However, it will take another 19 years for the Boston Public Library (pictured below) to open.
What took so long?
The process began in 1839, when Frenchman Alexandre Vattemare suggested that all of Boston’s libraries combine themselves into one institution for the benefit of the public. Most small libraries weren’t interested in the idea. So Vattemare had large bundles of books sent from Paris — in 1843 and 1847 — to build the collection. Boston Mayor Josiah Quincy, Jr. donated $5,000 to begin the funding process.

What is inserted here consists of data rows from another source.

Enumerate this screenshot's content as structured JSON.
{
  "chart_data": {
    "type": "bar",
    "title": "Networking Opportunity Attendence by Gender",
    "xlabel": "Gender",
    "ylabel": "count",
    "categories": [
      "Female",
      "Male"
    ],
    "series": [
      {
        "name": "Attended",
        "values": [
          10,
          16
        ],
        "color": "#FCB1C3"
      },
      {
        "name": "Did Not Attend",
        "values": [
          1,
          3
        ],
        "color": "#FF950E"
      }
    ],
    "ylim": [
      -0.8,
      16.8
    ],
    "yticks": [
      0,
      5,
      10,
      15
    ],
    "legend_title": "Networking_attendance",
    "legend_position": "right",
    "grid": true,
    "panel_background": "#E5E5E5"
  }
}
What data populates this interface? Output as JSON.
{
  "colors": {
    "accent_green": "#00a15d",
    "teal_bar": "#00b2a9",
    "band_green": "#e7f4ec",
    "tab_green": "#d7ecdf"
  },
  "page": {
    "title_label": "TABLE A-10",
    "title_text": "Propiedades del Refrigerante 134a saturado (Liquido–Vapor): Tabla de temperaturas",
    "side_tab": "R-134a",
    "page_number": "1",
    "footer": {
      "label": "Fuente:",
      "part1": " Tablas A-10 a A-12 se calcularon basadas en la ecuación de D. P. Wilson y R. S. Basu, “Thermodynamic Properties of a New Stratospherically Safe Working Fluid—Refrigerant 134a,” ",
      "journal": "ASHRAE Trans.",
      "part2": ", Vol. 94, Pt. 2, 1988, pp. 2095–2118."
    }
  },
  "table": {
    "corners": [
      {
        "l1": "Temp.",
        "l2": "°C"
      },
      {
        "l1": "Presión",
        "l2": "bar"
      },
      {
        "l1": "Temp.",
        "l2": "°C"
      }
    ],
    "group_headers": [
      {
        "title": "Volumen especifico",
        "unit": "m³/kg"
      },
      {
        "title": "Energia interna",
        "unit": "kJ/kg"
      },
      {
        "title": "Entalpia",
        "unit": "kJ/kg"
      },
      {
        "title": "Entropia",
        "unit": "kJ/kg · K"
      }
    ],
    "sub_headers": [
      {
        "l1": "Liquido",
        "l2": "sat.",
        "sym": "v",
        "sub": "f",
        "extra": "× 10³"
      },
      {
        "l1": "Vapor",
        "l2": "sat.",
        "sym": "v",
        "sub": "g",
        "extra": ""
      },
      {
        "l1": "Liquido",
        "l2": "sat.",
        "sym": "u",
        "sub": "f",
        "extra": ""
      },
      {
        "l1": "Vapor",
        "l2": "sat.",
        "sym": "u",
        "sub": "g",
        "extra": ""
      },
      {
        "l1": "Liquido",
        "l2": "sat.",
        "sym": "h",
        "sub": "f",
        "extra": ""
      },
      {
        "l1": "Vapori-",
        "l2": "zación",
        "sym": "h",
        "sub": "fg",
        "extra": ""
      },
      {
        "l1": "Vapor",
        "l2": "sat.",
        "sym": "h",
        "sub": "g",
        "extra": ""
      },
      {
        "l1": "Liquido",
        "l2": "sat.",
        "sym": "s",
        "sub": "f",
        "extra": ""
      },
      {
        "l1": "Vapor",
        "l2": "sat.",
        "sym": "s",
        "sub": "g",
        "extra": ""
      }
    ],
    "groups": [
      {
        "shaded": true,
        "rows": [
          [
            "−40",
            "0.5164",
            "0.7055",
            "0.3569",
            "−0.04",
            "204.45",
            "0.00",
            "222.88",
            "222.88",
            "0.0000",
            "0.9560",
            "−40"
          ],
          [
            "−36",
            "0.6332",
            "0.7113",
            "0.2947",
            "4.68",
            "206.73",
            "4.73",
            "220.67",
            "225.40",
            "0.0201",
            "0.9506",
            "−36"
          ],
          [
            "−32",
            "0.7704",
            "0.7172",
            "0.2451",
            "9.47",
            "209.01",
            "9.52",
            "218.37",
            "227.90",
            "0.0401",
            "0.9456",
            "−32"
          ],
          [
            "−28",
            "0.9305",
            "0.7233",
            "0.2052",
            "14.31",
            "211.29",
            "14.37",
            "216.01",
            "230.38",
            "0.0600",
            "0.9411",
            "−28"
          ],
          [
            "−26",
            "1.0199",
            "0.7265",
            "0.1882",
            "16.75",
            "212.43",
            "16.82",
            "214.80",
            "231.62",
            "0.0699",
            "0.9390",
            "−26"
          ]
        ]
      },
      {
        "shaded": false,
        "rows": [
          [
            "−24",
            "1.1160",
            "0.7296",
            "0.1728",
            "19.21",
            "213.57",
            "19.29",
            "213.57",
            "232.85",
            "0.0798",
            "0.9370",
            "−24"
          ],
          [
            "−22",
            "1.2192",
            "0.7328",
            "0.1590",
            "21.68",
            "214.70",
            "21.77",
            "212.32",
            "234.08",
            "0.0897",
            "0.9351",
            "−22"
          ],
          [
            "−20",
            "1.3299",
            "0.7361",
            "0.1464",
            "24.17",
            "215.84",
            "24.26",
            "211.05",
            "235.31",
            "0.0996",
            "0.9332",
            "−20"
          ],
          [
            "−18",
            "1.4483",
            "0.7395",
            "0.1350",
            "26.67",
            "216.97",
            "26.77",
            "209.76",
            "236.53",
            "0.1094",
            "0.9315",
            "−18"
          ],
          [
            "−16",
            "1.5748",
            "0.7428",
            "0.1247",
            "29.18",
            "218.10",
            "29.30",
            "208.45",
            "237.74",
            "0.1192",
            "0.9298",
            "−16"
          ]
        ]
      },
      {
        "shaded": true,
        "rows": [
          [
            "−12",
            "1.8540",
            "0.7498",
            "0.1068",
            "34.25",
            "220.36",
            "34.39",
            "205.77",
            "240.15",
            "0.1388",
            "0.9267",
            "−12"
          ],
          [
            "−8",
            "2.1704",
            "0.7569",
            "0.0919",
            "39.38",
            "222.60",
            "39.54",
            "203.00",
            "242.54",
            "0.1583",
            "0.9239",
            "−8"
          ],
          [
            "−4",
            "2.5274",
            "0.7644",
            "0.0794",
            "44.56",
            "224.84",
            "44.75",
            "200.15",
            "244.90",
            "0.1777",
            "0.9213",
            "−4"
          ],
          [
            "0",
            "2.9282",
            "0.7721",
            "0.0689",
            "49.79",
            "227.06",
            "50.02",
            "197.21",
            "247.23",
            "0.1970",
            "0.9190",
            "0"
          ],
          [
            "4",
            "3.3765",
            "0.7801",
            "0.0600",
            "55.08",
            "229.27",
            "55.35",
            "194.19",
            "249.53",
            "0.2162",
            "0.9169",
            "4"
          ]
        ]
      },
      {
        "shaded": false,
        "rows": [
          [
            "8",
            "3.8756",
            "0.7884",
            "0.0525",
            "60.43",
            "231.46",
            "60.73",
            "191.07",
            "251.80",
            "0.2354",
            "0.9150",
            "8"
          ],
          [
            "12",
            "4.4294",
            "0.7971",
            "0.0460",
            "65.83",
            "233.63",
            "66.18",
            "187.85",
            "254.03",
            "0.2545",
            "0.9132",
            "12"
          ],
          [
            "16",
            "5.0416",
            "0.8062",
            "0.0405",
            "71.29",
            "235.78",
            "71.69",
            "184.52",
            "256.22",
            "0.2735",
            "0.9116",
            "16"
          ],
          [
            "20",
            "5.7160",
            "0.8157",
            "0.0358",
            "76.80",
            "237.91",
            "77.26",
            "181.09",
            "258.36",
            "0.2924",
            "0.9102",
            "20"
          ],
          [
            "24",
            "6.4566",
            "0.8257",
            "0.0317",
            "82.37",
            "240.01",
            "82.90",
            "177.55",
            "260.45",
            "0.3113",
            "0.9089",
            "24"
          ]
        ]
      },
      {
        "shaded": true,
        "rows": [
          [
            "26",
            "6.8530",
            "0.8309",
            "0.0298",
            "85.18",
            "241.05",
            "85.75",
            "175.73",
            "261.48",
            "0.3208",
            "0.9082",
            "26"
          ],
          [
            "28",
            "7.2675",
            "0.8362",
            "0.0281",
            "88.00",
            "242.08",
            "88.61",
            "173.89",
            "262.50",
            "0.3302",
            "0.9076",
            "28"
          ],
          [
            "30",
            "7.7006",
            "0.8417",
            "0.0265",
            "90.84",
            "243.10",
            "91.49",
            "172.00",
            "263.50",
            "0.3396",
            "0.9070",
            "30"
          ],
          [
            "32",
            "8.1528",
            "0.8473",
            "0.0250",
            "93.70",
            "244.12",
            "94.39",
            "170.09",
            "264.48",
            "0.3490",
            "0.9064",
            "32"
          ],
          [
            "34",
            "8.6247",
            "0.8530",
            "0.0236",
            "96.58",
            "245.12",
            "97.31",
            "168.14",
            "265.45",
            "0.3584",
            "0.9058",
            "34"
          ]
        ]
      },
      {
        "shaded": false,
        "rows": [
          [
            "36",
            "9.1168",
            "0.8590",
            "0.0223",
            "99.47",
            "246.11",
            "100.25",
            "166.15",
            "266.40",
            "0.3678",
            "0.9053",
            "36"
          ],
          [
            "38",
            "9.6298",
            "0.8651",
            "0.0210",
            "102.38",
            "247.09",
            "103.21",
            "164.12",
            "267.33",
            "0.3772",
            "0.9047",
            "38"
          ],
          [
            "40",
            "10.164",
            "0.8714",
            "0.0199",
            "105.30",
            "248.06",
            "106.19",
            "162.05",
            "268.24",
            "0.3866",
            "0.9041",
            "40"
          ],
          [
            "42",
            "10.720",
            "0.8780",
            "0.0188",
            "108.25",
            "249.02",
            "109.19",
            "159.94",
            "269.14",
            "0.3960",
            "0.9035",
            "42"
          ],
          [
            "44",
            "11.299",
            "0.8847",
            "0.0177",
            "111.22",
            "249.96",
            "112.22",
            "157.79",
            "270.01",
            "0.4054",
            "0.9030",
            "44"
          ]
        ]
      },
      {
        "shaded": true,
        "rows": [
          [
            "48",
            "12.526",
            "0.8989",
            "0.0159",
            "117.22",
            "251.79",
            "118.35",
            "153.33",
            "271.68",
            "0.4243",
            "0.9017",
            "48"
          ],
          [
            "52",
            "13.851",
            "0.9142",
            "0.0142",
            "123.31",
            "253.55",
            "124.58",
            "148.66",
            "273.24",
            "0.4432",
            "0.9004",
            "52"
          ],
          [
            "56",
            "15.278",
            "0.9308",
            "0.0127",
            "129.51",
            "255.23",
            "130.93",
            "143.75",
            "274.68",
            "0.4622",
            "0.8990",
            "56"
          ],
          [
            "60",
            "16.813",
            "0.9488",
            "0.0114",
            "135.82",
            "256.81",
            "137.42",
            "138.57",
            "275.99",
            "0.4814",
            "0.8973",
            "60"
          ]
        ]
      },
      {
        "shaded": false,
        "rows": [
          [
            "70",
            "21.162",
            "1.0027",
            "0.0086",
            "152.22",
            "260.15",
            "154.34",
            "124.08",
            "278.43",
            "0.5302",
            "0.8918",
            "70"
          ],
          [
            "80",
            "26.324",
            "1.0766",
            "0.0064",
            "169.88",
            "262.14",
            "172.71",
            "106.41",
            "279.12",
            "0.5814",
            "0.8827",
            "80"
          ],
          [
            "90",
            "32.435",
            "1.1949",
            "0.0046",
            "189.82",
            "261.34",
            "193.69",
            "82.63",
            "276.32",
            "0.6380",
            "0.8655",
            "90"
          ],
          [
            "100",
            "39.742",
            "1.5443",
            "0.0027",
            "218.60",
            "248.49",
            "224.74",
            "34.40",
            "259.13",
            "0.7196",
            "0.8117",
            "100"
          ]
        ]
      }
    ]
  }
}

But what jumpstarted the campaign was the death of John Jacob Astor in 1848. The German immigrant, who at his death was the wealthiest man in America, bequeathed $400,000 to create the Astor Library in New York. It opened its doors in 1849 in the building which is now the home of The New York Shakespeare Festival’s Joseph Papp Public Theater. Although the books did not circulate and hours were limited, it was a major resource for reference and research.
Soon after, Boston Mayor Benjamin Seaver revved up the process to open the public library in Beantown. He recommended to the city council that a librarian be appointed. Edward Capen landed the job. To house the collection, a former schoolhouse located on Mason Street was selected as the library’s first home.
On March 20, 1854, the Reading Room of the Boston Public Library officially opened to the public.
Words of Wisdom for April 9, 2017
“The public library is in every sense an institutional descendant of the social library, but in its governmental relationships it represents an innovation. At Salisbury and Lexington municipal support was introduced to strengthen existing social libraries, but at Peterborough, New Hampshire, in 1833, a library was established which from the beginning was truly a public institution and in all its relationships to the community was remarkably like the public library of today. The significance of the Peterborough Town Library, then, lies less in its primacy than in its modernity.”
— The Peterborough Town Library was officially approved at a town meeting; this is what resident Jesse H. Shera said of the April 9, 1833 event.